Kalani Reelitz was named CFO at Compass, Inc. (NYSE: COMP), a tech-enabled real estate brokerage, effective Nov. 15. Reelitz joins Compass after nearly 20 years of experience. He served in several senior financial and business leadership roles at Cushman & Wakefield Americas, including CFO and chief operating officer. Before Cushman & Wakefield, Reelitz spent 12 years at Walgreens in roles, such as strategy and business integration, strategic finance, financial planning and analysis, and internal audit.

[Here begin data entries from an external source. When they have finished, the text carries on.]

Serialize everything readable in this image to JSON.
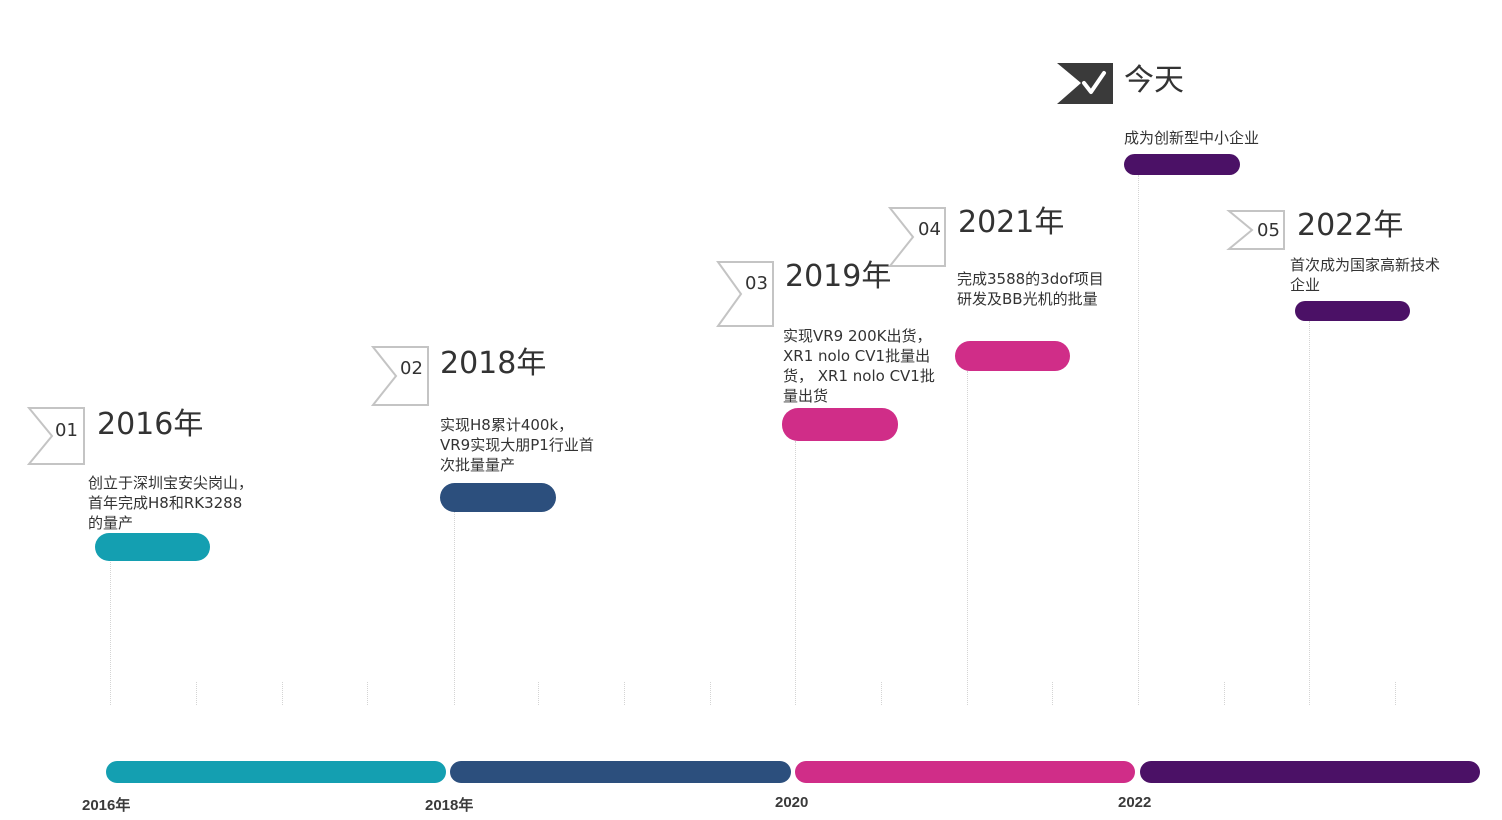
{
  "milestones": [
    {
      "num": "01",
      "year": "2016年",
      "desc": "创立于深圳宝安尖岗山，\n首年完成H8和RK3288\n的量产"
    },
    {
      "num": "02",
      "year": "2018年",
      "desc": "实现H8累计400k，\nVR9实现大朋P1行业首\n次批量量产"
    },
    {
      "num": "03",
      "year": "2019年",
      "desc": "实现VR9 200K出货，\nXR1 nolo CV1批量出\n货， XR1 nolo CV1批\n量出货"
    },
    {
      "num": "04",
      "year": "2021年",
      "desc": "完成3588的3dof项目\n研发及BB光机的批量"
    },
    {
      "num": "05",
      "year": "2022年",
      "desc": "首次成为国家高新技术\n企业"
    }
  ],
  "today": {
    "title": "今天",
    "desc": "成为创新型中小企业"
  },
  "axis": {
    "labels": [
      "2016年",
      "2018年",
      "2020",
      "2022"
    ]
  },
  "colors": {
    "teal": "#149fb1",
    "navy": "#2c4f7d",
    "magenta": "#d02d88",
    "purple": "#4b1166",
    "dark": "#3a3a3a"
  }
}
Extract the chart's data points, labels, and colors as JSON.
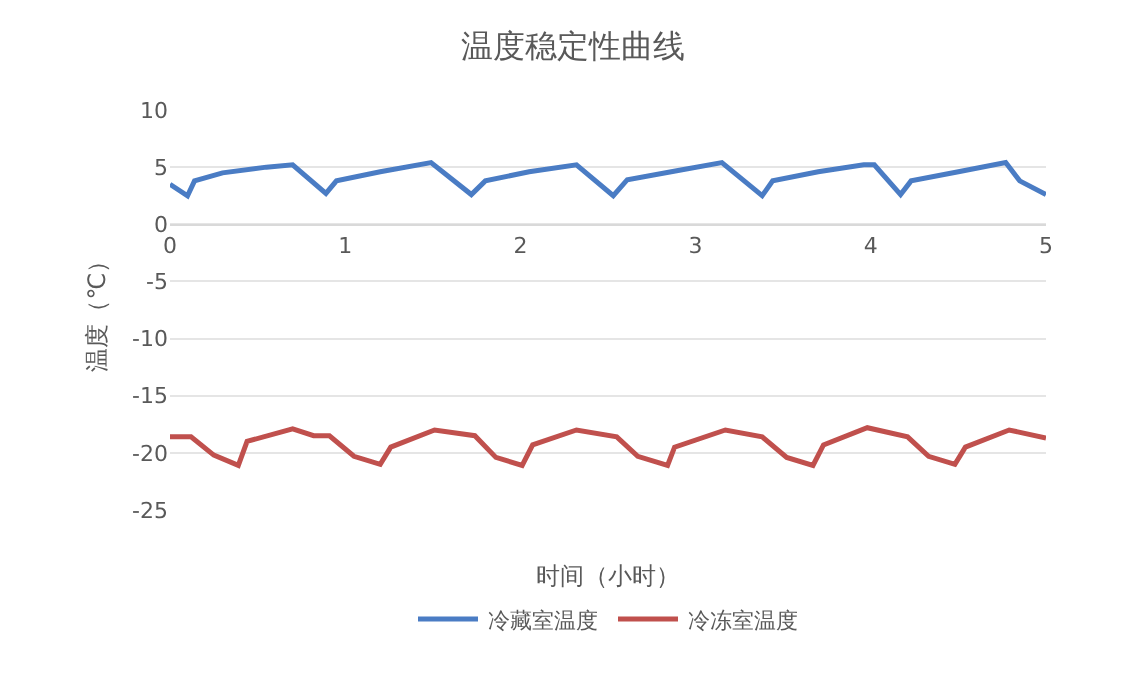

Michael Fortunato was promoted to CFO at BioStem Technologies Inc. (OTC PINK: BSEM), a regenerative medicine company, effectively immediately. Fortunato was previously the controller. He brings over 28 years of financial accounting, SEC reporting, M&A, and IPO experience. Fortunato spent 11 years at “Big 4” accounting firms. He spent almost seven years with the SEC’s Enforcement Division in the San Francisco regional office, where he monitored registrant compliance.
“I like to keep people wondering. No one knows exactly when or what I’ll do next, but my neighbors have come to expect this sort of stuff from me."
—Ace Rogers, a 47-year-old resident of La Jolla, Calif., spoke with Fortune about installing a high-end Halloween experience in his front yard for $50,000. The theme of Rogers’ display this year is “The Aspen Family,” named in honor of his three-legged rescue dog, Aspen, and inspired by the 1960s TV series, The Addams Family.